PHOTO EDOUARD PLANTE-FRÉCHETTE, ARCHIVES LA PRESSE

L’une des cheminées de la Fonderie Horne, à Rouyn-Noranda

La Ville dispose toutefois de « très peu de données sur la quantité et la qualité » des eaux usées provenant de la fonderie, indique-t-elle dans ce document – seules les eaux sanitaires de la Fonderie sont envoyées dans le réseau municipal, l’entreprise traitant elle-même ses eaux industrielles.

« On a un passif environnemental ici et une contamination des sols qui n’est plus à démontrer », a expliqué dans un entretien à La Presse Aurore Lucas, chargée de projets en environnement à la Ville de Rouyn-Noranda, en réponse à une question sur la responsabilité de la Fonderie Horne.

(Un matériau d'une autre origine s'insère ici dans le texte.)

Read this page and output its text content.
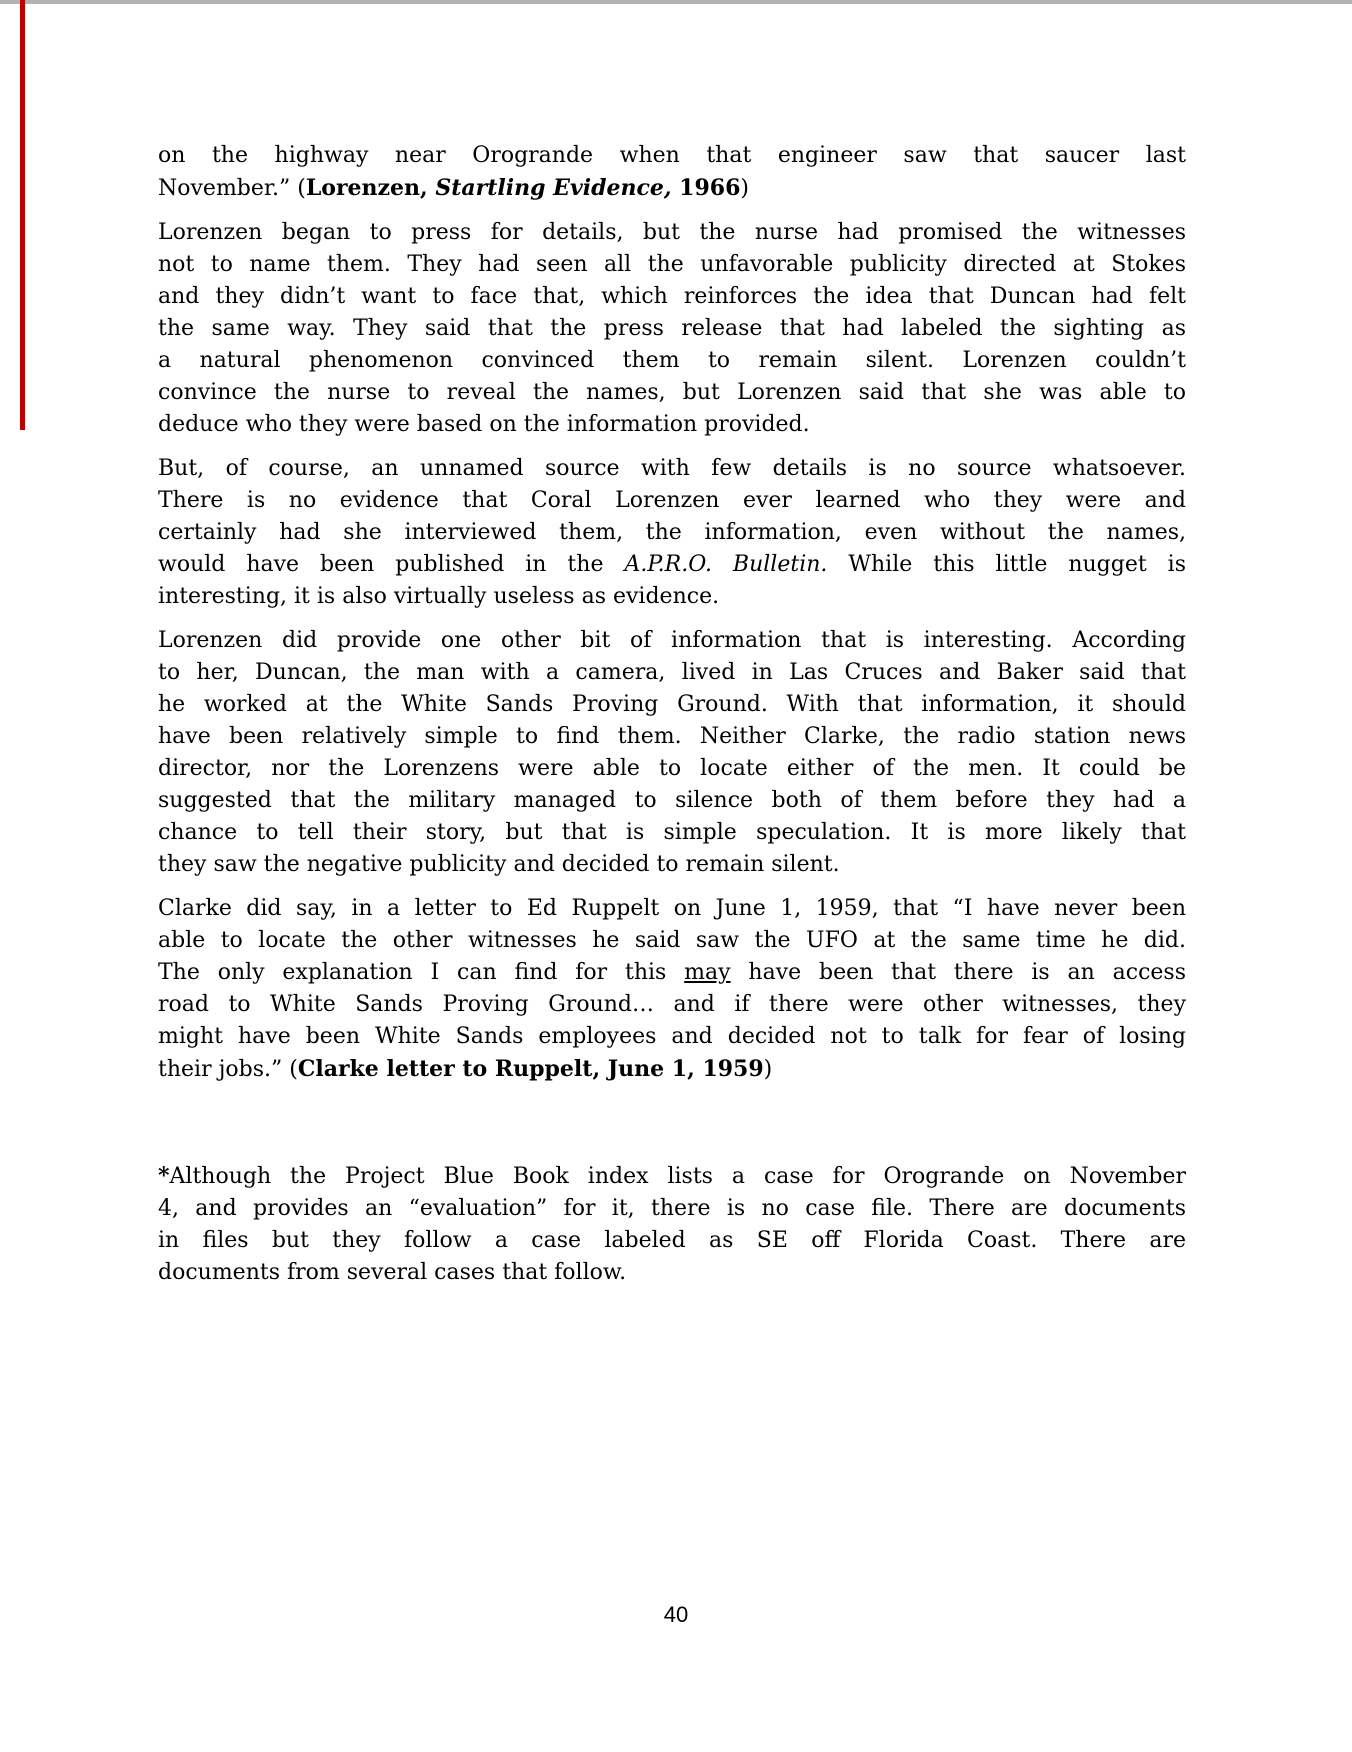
on the highway near Orogrande when that engineer saw that saucer last
November.” (Lorenzen, Startling Evidence, 1966)
Lorenzen began to press for details, but the nurse had promised the witnesses
not to name them. They had seen all the unfavorable publicity directed at Stokes
and they didn’t want to face that, which reinforces the idea that Duncan had felt
the same way. They said that the press release that had labeled the sighting as
a natural phenomenon convinced them to remain silent. Lorenzen couldn’t
convince the nurse to reveal the names, but Lorenzen said that she was able to
deduce who they were based on the information provided.
But, of course, an unnamed source with few details is no source whatsoever.
There is no evidence that Coral Lorenzen ever learned who they were and
certainly had she interviewed them, the information, even without the names,
would have been published in the A.P.R.O. Bulletin. While this little nugget is
interesting, it is also virtually useless as evidence.
Lorenzen did provide one other bit of information that is interesting. According
to her, Duncan, the man with a camera, lived in Las Cruces and Baker said that
he worked at the White Sands Proving Ground. With that information, it should
have been relatively simple to find them. Neither Clarke, the radio station news
director, nor the Lorenzens were able to locate either of the men. It could be
suggested that the military managed to silence both of them before they had a
chance to tell their story, but that is simple speculation. It is more likely that
they saw the negative publicity and decided to remain silent.
Clarke did say, in a letter to Ed Ruppelt on June 1, 1959, that “I have never been
able to locate the other witnesses he said saw the UFO at the same time he did.
The only explanation I can find for this may have been that there is an access
road to White Sands Proving Ground… and if there were other witnesses, they
might have been White Sands employees and decided not to talk for fear of losing
their jobs.” (Clarke letter to Ruppelt, June 1, 1959)
*Although the Project Blue Book index lists a case for Orogrande on November
4, and provides an “evaluation” for it, there is no case file. There are documents
in files but they follow a case labeled as SE off Florida Coast. There are
documents from several cases that follow.
40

La contamination vient probablement en grande partie des eaux de ruissellement, suppose la Ville, qui, comme beaucoup d’autres au Québec, s’affaire graduellement à séparer ses égouts pluviaux de ses égouts sanitaires.

Il y a beaucoup de choses qui peuvent se retrouver à l’égout.

Aurore Lucas, chargée de projets en environnement à la Ville de Rouyn-Noranda

Dans le lot se retrouvent les importants rejets de contaminants atmosphériques de la Fonderie Horne, qui retombent au sol et que la pluie entraîne dans les égouts.

Sans caractérisation des eaux usées en amont, « il est difficile de déterminer qui est responsable [de la contamination] et dans quelle proportion », indique Mme Lucas, qui exclut cependant que les résidants puissent excréter eux-mêmes ces contaminants.

L’eau qui sort des étangs aérés, elle, « ne contient pas de métaux lourds », assure Mme Lucas, sur la base de tests qui sont effectués régulièrement.

Destination Laurentides

Faute de pouvoir recycler les boues des étangs de la partie urbaine de la ville, Rouyn-Noranda pourrait les envoyer aux sites d’enfouissement de Sainte-Sophie ou de Lachute, dans les Laurentides, suggère le rapport de Viridis environnement.

Ces deux derniers, qui appartiennent à la multinationale Waste Management, disposent de la capacité nécessaire, et le coût serait inférieur, même en tenant compte du transport, à ceux des sites d’enfouissement de l’Abitibi-Témiscamingue, où les boues avaient été enfouies lors de la vidange de 2015 – la Ville avait alors payé de 364 $ à 394 $ la tonne pour enfouir 1416 tonnes métriques de boues sèches dans deux sites différents.

Cette option serait toutefois « un non-sens » sur le plan environnemental, estime Karel Ménard, directeur général du Front commun québécois pour une gestion écologique des déchets.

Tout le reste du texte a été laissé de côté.